26 de novembro de 2007 • 12h23 • atualizado às 12h23

A pesquisa de empresa australiana para desenvolver uma espécie de máquina de fazer chover nem está concluída e já é alvo de polêmicas no mundo científico. A Australian Rain Corporation recebeu recentemente US$ 8,8 milhões do governo para desenvolver uma tecnologia capaz de ionizar nuvens e com isso fazer chover. Mas especialistas da Organização Mundial de Meteorologia (WMO, em inglês) estão céticos quanto aos resultados.

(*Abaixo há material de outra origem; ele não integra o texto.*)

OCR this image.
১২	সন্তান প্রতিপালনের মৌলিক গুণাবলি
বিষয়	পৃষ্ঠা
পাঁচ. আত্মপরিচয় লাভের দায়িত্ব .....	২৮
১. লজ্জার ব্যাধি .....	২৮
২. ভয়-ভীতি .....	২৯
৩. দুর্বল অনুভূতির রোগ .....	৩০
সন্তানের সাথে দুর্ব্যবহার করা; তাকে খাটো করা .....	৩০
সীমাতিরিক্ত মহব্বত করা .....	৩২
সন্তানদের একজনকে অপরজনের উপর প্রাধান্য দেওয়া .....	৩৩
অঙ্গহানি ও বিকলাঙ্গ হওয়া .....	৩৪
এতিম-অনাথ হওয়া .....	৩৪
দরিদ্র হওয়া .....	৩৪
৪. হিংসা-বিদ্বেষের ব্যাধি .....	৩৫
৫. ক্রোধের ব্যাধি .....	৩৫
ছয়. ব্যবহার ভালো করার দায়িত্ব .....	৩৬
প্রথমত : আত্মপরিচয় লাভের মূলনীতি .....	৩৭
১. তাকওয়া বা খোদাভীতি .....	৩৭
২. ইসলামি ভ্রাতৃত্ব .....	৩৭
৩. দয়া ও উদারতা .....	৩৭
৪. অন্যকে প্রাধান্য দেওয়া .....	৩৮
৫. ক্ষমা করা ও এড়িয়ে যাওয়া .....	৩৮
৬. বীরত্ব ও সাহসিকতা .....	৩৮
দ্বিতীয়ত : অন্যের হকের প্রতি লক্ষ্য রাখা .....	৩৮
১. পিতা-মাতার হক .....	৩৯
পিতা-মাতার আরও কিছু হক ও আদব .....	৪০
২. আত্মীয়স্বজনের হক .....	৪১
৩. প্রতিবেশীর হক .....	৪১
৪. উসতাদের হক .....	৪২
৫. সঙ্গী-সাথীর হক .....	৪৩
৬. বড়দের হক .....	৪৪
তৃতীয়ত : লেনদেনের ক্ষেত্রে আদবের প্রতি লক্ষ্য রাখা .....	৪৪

Para o pesquisador americano Roelof Bruintjes, conselheiro da WMO, o dinheiro investido no projeto não terá retorno significativo. "Para ser sincero, acredito que esse investimento não foi bem aplicado. Até onde eu sei, é fisicamente impossível. Ninguém pode criar ou perseguir uma nuvem. Ninguém pode fazer chover do nada."

O ceticismo de Bruintjes vem do fato de que a pesquisa australiana é completamente diferente dos estudos já realizados sobre o tema. A tecnologia testada na Austrália pretende criar uma nuvem de chuva em pleno céu azul ao bombardear a atmosfera com íons. Isso é diferente das pesquisas que apenas se limitam a "semear" chuva em nuvens já carregadas de íons.

Mas os cientistas envolvidos na pesquisa defendem o método. É o caso do professor Jürg Keller, da Universidade de Queensland, que afirna que o sistema de ionização utiliza um aparato em solo que atrairia as moléculas de água. Os responsáveis pela Australian Rain Corporation ainda não definiram um prazo para os primeiros testes do aparelho.